Hawksmoor and Vanbrugh
By 1699, Hawksmoor had met Vanbrugh, a well-connected playwright who unexpectedly seized the two plum architectural projects of the ensuing decade: a new home for the Earl of Carlisle at Castle Howard, Yorkshire, and Blenheim Castle or Palace, Oxfordshire, erected in honour of the Duke of Marlborough’s military achievements.

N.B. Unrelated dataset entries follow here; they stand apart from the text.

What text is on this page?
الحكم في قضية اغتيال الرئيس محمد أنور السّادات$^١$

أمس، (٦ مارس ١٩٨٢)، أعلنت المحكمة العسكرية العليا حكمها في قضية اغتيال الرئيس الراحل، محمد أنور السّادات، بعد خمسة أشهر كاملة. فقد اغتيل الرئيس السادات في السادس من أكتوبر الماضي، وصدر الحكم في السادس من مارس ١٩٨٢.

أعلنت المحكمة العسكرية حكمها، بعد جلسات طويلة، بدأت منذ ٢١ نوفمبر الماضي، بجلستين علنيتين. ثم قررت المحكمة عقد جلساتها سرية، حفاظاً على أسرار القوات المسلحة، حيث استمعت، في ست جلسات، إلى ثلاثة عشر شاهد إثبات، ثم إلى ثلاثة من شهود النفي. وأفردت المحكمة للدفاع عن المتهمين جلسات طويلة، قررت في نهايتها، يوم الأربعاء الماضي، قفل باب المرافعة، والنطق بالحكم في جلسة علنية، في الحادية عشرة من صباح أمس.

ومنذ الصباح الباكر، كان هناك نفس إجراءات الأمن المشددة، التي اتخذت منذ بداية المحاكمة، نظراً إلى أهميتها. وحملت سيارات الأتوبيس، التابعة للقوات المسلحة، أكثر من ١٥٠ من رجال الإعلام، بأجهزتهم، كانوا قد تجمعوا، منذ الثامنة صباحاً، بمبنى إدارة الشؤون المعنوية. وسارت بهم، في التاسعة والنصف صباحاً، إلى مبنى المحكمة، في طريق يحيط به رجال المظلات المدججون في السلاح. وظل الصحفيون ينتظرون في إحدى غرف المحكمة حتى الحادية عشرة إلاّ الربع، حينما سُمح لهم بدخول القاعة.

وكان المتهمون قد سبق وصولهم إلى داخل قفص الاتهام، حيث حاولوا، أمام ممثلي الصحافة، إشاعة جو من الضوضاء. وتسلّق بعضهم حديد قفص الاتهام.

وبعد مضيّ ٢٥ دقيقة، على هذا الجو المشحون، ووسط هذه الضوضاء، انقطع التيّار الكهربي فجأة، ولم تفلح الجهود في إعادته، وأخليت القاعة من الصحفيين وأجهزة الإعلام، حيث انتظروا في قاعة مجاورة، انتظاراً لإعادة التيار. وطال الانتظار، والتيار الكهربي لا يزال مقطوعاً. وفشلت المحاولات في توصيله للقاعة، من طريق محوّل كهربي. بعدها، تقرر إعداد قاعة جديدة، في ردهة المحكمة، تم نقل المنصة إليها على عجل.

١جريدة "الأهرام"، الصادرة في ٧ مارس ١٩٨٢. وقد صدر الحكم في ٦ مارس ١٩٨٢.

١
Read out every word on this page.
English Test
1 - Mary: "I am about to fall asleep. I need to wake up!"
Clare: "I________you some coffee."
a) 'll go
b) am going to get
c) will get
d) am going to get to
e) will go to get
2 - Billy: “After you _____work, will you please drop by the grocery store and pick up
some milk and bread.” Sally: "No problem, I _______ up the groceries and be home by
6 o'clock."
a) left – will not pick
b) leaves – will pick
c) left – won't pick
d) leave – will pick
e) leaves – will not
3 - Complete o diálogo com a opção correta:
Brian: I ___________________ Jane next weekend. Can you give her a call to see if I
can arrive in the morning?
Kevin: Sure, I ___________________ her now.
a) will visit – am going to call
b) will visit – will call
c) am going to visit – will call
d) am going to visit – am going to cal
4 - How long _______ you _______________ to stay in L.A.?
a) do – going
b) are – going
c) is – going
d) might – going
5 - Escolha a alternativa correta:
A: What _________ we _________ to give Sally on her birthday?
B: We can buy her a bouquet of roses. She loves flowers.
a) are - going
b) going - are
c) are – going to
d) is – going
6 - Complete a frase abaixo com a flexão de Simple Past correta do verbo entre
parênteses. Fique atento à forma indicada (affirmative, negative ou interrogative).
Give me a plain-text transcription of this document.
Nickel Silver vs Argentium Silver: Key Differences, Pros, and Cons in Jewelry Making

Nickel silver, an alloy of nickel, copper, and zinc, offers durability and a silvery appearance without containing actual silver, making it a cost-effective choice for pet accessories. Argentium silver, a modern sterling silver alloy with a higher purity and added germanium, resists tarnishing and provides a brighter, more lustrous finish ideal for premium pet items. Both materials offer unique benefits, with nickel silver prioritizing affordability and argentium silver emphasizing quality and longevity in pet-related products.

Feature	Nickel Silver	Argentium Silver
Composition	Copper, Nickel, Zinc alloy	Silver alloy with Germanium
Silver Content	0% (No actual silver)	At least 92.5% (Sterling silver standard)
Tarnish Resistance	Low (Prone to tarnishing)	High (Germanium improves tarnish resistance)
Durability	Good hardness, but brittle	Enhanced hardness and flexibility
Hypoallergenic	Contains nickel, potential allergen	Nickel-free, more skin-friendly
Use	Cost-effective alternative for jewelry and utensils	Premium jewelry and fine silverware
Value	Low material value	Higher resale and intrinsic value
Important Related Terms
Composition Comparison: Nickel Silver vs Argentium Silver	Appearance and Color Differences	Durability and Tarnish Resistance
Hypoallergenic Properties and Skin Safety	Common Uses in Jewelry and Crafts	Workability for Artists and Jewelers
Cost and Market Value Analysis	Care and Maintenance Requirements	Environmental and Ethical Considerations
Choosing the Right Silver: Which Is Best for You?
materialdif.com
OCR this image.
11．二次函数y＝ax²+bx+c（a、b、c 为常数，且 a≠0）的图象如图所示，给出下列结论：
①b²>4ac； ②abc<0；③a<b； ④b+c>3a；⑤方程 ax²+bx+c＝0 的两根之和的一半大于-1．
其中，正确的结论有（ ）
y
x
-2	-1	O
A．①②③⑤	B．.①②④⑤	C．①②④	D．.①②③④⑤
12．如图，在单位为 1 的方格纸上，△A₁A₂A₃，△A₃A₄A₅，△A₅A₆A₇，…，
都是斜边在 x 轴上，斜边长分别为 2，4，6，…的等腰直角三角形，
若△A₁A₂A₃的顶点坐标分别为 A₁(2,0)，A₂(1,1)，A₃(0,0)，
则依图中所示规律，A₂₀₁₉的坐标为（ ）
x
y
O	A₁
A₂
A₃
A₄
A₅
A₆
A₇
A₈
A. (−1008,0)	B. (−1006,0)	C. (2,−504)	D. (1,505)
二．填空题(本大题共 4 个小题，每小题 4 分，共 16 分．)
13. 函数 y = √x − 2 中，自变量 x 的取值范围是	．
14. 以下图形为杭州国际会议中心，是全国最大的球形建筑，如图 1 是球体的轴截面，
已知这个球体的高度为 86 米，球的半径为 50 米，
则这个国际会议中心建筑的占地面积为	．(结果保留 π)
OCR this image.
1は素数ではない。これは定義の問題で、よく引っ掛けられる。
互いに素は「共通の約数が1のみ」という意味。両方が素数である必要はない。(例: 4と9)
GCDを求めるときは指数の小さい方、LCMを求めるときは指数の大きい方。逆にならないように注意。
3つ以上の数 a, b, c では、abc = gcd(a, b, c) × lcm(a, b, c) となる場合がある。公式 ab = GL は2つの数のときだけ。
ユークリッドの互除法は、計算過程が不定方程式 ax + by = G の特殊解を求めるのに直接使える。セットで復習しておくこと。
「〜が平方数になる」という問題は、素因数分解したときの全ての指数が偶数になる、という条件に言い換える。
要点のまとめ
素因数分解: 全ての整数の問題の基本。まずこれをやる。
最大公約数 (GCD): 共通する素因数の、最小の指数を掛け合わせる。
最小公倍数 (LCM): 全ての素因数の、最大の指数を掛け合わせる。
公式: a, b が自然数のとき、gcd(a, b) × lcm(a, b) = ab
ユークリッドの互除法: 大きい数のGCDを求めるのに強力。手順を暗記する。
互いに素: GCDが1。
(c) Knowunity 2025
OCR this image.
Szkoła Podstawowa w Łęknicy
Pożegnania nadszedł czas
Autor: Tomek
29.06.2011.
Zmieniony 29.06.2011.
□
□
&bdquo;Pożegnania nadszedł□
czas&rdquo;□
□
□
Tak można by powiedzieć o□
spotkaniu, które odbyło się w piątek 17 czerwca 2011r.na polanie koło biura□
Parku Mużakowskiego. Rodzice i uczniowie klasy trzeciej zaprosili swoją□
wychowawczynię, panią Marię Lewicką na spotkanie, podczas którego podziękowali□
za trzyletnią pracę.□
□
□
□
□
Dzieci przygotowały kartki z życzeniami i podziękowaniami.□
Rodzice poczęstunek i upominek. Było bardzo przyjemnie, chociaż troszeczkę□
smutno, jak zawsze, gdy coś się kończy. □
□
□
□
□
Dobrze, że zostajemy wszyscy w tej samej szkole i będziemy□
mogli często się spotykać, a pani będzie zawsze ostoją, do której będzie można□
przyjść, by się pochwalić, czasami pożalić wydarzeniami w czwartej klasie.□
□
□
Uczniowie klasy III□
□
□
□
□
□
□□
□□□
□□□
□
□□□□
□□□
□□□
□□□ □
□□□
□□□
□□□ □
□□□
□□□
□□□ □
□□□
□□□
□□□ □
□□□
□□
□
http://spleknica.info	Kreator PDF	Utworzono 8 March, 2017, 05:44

Hawksmoor effectively served as Van-brugh’s lieutenant in the two projects. In the execution of both buildings, moreover, his experience as a draftsman and organiser of large-scale building works was to prove crucial. When Vanbrugh eventually fell out with the Duchess of Marlborough, Hawksmoor took responsibility for Blenheim.
Universities and churches
In later life, Hawksmoor became involved in several architectural commissions for Oxford and Cambridge colleges. Many of these projects remained unrealised or in the case of the Sheldonian Library in Oxford passed to the responsibility of another architect and were adapted. His most important executed work was the remodelling of All Soul’s College, Oxford, begun in 1716, which he was able to supervise as he travelled to and from Blenheim. He also planned the large-scale redevelopment of both university towns along Roman lines with vistas, eye-catching buildings and monuments set in public spaces.
In 1711, Hawksmoor was jointly appointed to oversee the construction of new churches in the expanding suburbs of London. He designed six of the 12 that were completed, notably St Alfege, Greenwich, begun 1712, and Christ Church Spitalfields, begun 1714. When Wren was dismissed as Surveyor of Works in 1718, Hawksmoor was sidelined in the management of royal building projects. He was partly restored to influence in 1726, but never secured a senior Crown appointment.
Hawksmoor died from gout which he suffered from throughout his life in London in 1736 and was buried at Shenley, Hertfordshire, where his ledger stone survives.